>You mean that every time you write a new project you write your own request parser, your own server, your own web framework, your own database access libraries, etc. from scratch?
No, they mean that we need a better method than trusting some random popular GitHub / PyPy / npm whatever storage and delivery mechanism.
Strong core language libraries ("batteries included"), that come with your distribution of the language/compiler and are well maintained, used by millions, and signed would be a good start to at least have 80% of dependencies being actually dependable.
> Strong core language libraries ("batteries included"), that come with your distribution
There's a running joke in python that stdlib is where modules go to die. Stdlib by definition needs to be more dependable and stable than other places. But that reduces the innovation. There's a reason urllib is terrible to use and we're on urllib3 now, yet the nicest solution (requests) is not included.
> Strong core language libraries ("batteries included"), that come with your distribution of the language/compiler and are well maintained, used by millions, and signed would be a good start to at least have 80% of dependencies being actually dependable.
The trick is avoiding another urllib: shipped as a stdlib, and passed over for libraries with better interfaces.
perl has the idea of core and dual-life modules: when a new version is released, it ships with some additional modules.

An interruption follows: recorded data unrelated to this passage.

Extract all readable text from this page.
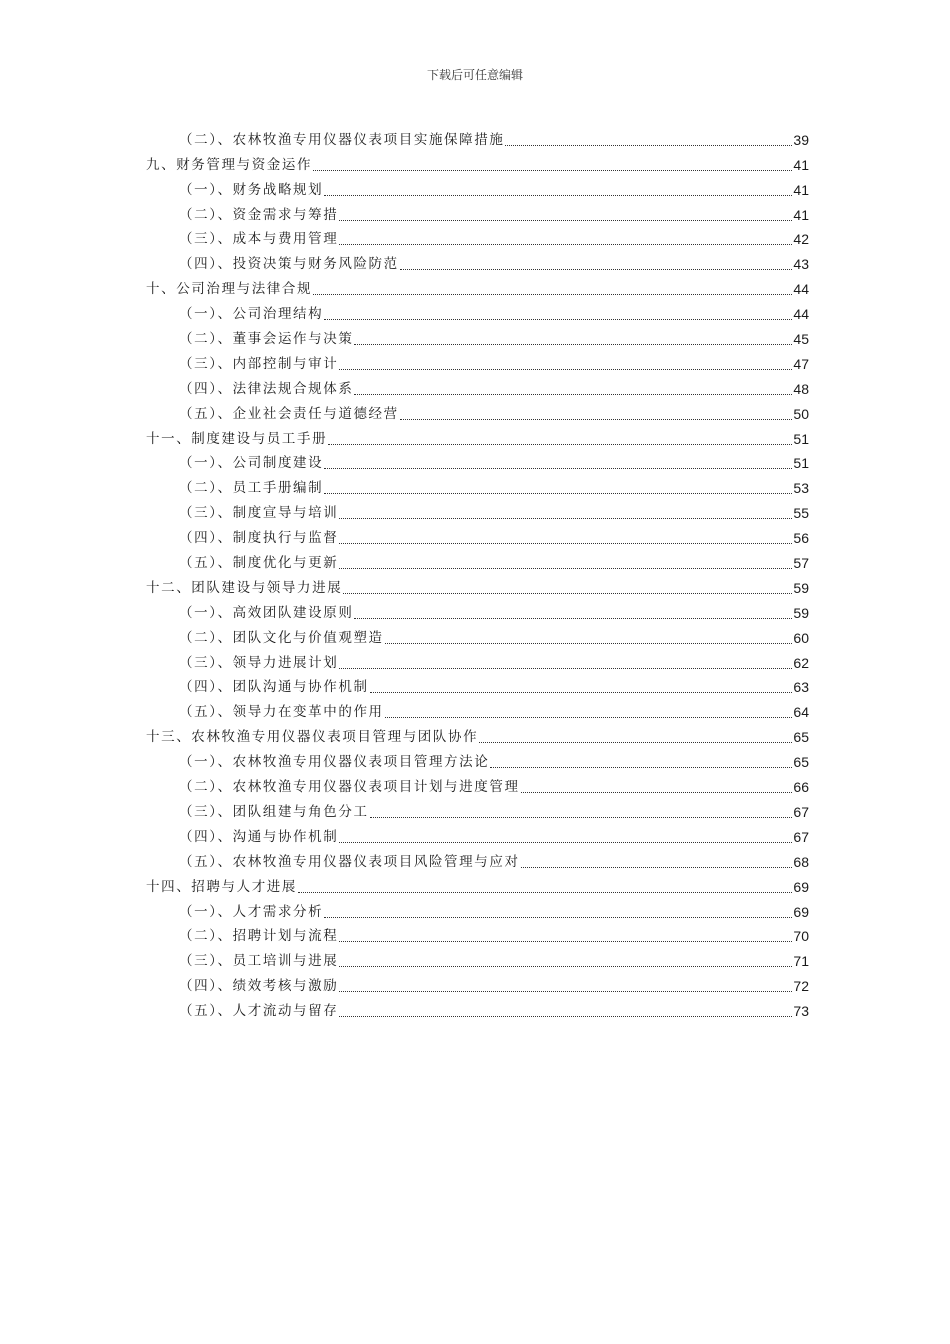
下载后可任意编辑
（二）、农林牧渔专用仪器仪表项目实施保障措施	39
九、财务管理与资金运作	41
（一）、财务战略规划	41
（二）、资金需求与筹措	41
（三）、成本与费用管理	42
（四）、投资决策与财务风险防范	43
十、公司治理与法律合规	44
（一）、公司治理结构	44
（二）、董事会运作与决策	45
（三）、内部控制与审计	47
（四）、法律法规合规体系	48
（五）、企业社会责任与道德经营	50
十一、制度建设与员工手册	51
（一）、公司制度建设	51
（二）、员工手册编制	53
（三）、制度宣导与培训	55
（四）、制度执行与监督	56
（五）、制度优化与更新	57
十二、团队建设与领导力进展	59
（一）、高效团队建设原则	59
（二）、团队文化与价值观塑造	60
（三）、领导力进展计划	62
（四）、团队沟通与协作机制	63
（五）、领导力在变革中的作用	64
十三、农林牧渔专用仪器仪表项目管理与团队协作	65
（一）、农林牧渔专用仪器仪表项目管理方法论	65
（二）、农林牧渔专用仪器仪表项目计划与进度管理	66
（三）、团队组建与角色分工	67
（四）、沟通与协作机制	67
（五）、农林牧渔专用仪器仪表项目风险管理与应对	68
十四、招聘与人才进展	69
（一）、人才需求分析	69
（二）、招聘计划与流程	70
（三）、员工培训与进展	71
（四）、绩效考核与激励	72
（五）、人才流动与留存	73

Some of these modules live in the perl repository & are called 'core modules'. Upgrading them requires a new version of perl to be release. Some of these modules are forked & published to CPAN & are called 'dual-life' modules. Upgrading them requires installing them from CPAN, and new versions of perl can provide a well-tested newer version.

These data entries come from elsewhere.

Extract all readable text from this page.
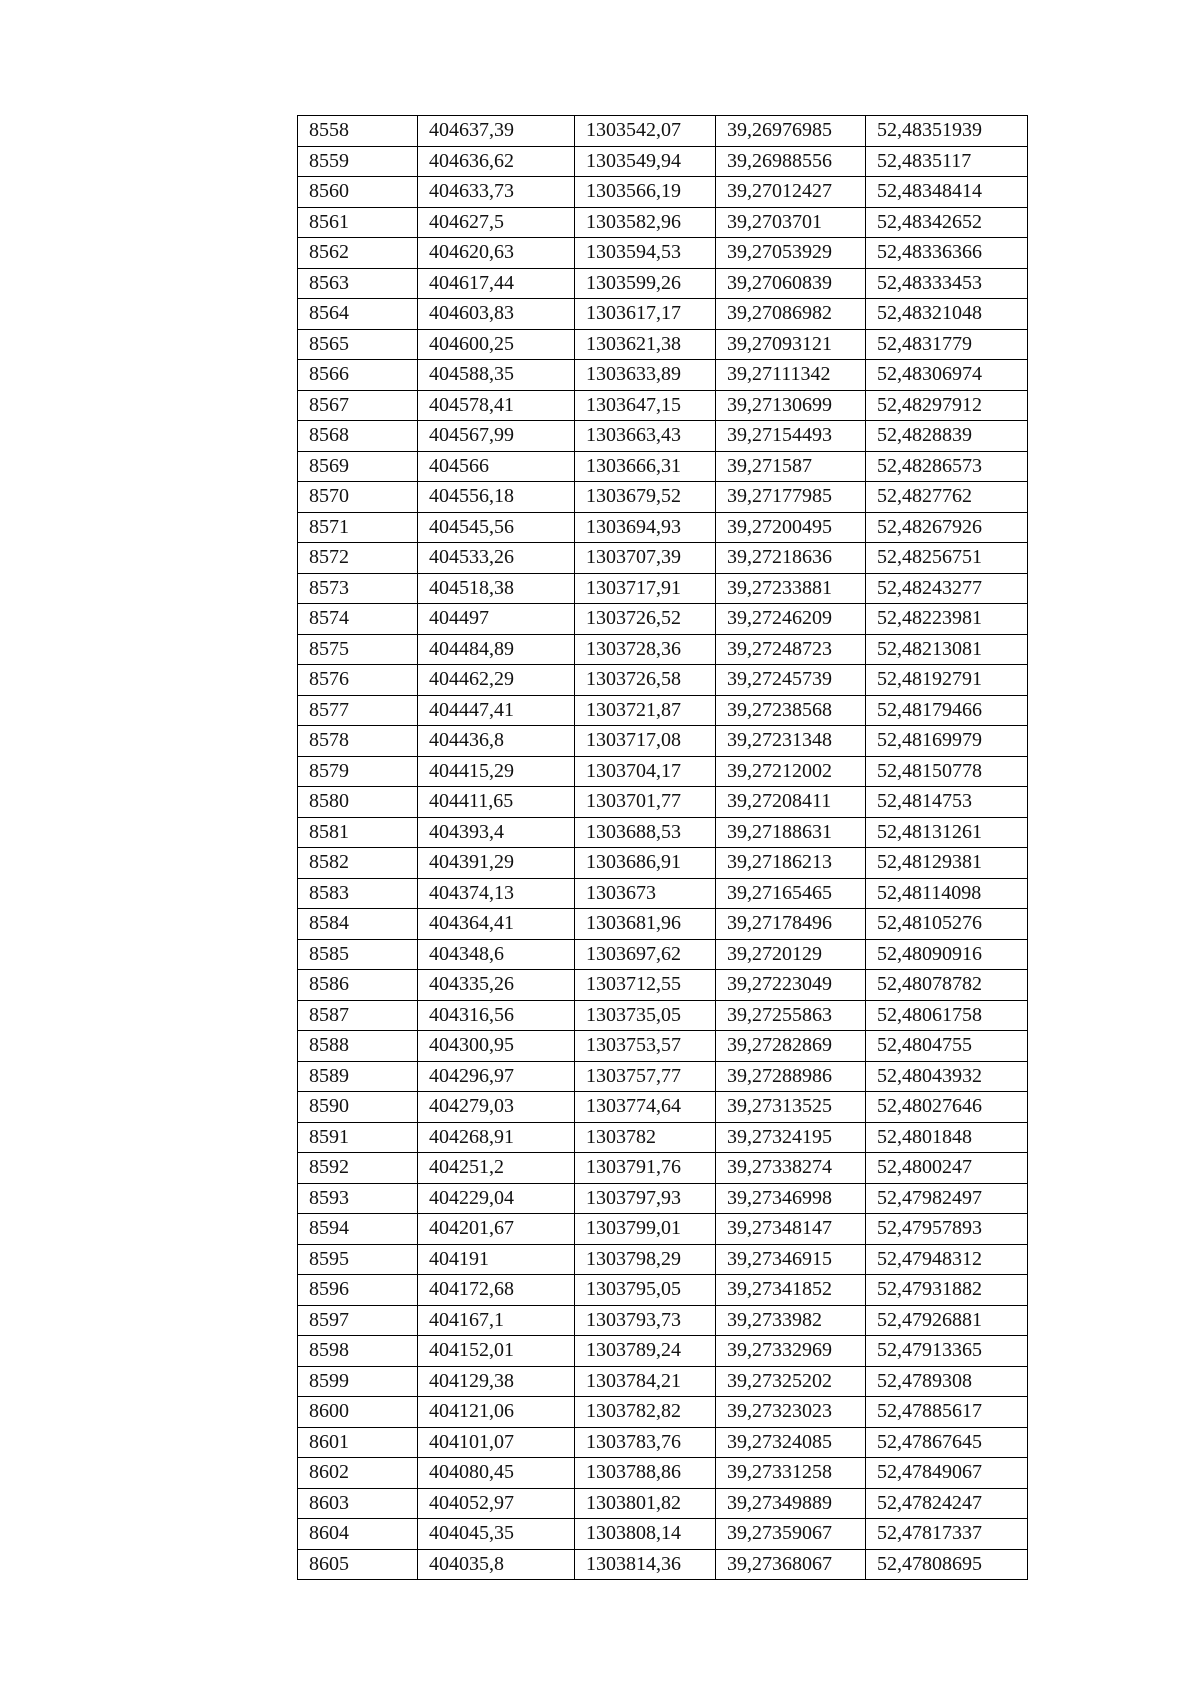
8558	404637,39	1303542,07	39,26976985	52,48351939
8559	404636,62	1303549,94	39,26988556	52,4835117
8560	404633,73	1303566,19	39,27012427	52,48348414
8561	404627,5	1303582,96	39,2703701	52,48342652
8562	404620,63	1303594,53	39,27053929	52,48336366
8563	404617,44	1303599,26	39,27060839	52,48333453
8564	404603,83	1303617,17	39,27086982	52,48321048
8565	404600,25	1303621,38	39,27093121	52,4831779
8566	404588,35	1303633,89	39,27111342	52,48306974
8567	404578,41	1303647,15	39,27130699	52,48297912
8568	404567,99	1303663,43	39,27154493	52,4828839
8569	404566	1303666,31	39,271587	52,48286573
8570	404556,18	1303679,52	39,27177985	52,4827762
8571	404545,56	1303694,93	39,27200495	52,48267926
8572	404533,26	1303707,39	39,27218636	52,48256751
8573	404518,38	1303717,91	39,27233881	52,48243277
8574	404497	1303726,52	39,27246209	52,48223981
8575	404484,89	1303728,36	39,27248723	52,48213081
8576	404462,29	1303726,58	39,27245739	52,48192791
8577	404447,41	1303721,87	39,27238568	52,48179466
8578	404436,8	1303717,08	39,27231348	52,48169979
8579	404415,29	1303704,17	39,27212002	52,48150778
8580	404411,65	1303701,77	39,27208411	52,4814753
8581	404393,4	1303688,53	39,27188631	52,48131261
8582	404391,29	1303686,91	39,27186213	52,48129381
8583	404374,13	1303673	39,27165465	52,48114098
8584	404364,41	1303681,96	39,27178496	52,48105276
8585	404348,6	1303697,62	39,2720129	52,48090916
8586	404335,26	1303712,55	39,27223049	52,48078782
8587	404316,56	1303735,05	39,27255863	52,48061758
8588	404300,95	1303753,57	39,27282869	52,4804755
8589	404296,97	1303757,77	39,27288986	52,48043932
8590	404279,03	1303774,64	39,27313525	52,48027646
8591	404268,91	1303782	39,27324195	52,4801848
8592	404251,2	1303791,76	39,27338274	52,4800247
8593	404229,04	1303797,93	39,27346998	52,47982497
8594	404201,67	1303799,01	39,27348147	52,47957893
8595	404191	1303798,29	39,27346915	52,47948312
8596	404172,68	1303795,05	39,27341852	52,47931882
8597	404167,1	1303793,73	39,2733982	52,47926881
8598	404152,01	1303789,24	39,27332969	52,47913365
8599	404129,38	1303784,21	39,27325202	52,4789308
8600	404121,06	1303782,82	39,27323023	52,47885617
8601	404101,07	1303783,76	39,27324085	52,47867645
8602	404080,45	1303788,86	39,27331258	52,47849067
8603	404052,97	1303801,82	39,27349889	52,47824247
8604	404045,35	1303808,14	39,27359067	52,47817337
8605	404035,8	1303814,36	39,27368067	52,47808695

All the modules used to be core-only, and over the years any which weren't heavily tied to the internals of the perl interpreter (like opcode deparsers etc.) have moved to be dual-life instead. This avoids problems like interface issues in the standard library by allowing a new version to be immediately released (with some overhead for developers who need to upgrade it for deployments), be tested in the real world, updated, and then included in the next language release.
Java ecosystem has just as many libraries, and yet you don't see this problem. Why is that? Maven Central is just as available to add to (last i checked, all you need is a public GPG key registered to the MIT public gpg server).

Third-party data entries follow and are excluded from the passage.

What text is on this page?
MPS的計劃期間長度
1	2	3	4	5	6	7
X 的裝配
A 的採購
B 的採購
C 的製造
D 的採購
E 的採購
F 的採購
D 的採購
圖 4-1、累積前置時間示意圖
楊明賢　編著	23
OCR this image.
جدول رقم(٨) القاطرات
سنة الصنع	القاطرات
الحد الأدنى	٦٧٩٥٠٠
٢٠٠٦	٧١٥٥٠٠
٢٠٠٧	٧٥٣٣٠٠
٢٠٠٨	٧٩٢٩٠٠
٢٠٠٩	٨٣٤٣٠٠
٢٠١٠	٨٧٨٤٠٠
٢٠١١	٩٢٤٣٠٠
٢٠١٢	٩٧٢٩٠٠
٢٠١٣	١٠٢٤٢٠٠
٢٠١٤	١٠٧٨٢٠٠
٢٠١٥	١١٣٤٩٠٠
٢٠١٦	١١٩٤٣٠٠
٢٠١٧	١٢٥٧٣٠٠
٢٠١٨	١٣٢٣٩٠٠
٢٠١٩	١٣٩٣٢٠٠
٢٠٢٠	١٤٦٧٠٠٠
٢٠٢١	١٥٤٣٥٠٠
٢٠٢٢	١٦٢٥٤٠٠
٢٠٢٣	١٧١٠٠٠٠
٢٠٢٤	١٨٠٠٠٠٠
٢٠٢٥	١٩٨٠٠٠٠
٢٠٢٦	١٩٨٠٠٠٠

It's not just as available to add to; you can only add to Central through one of three approved hosts unless your project has a special exception. And those hosts all involve an actual review of your artifact, its signature, and your POM.
I've never done it, but it at least sounds like there's a process where you need to convince 3 or more people that adding your package is a good idea and will not hurt security. That's very different from PyPI or npm.
There is only one person and you are not convincing the person much about security nor have to go through any kind of difficult vetting. Just formal stuff about packege naming, properly filled pom.xml and such.
However, you have to sign everything with pgp including updates and that is verified. You also have to own the domain with same path as your packages - meaning name space is larger and name clashes less likely. They actually check this and won't release unless you host project. Which explains why java open source tend to use packages like com.github.my_account.my_project
No, they mean that we need a better method than trusting some random popular GitHub / PyPy / npm whatever storage and delivery mechanism.
Strong core language libraries ("batteries included"), that come with your distribution of the language/compiler and are well maintained, used by millions, and signed would be a good start to at least have 80% of dependencies being actually dependable.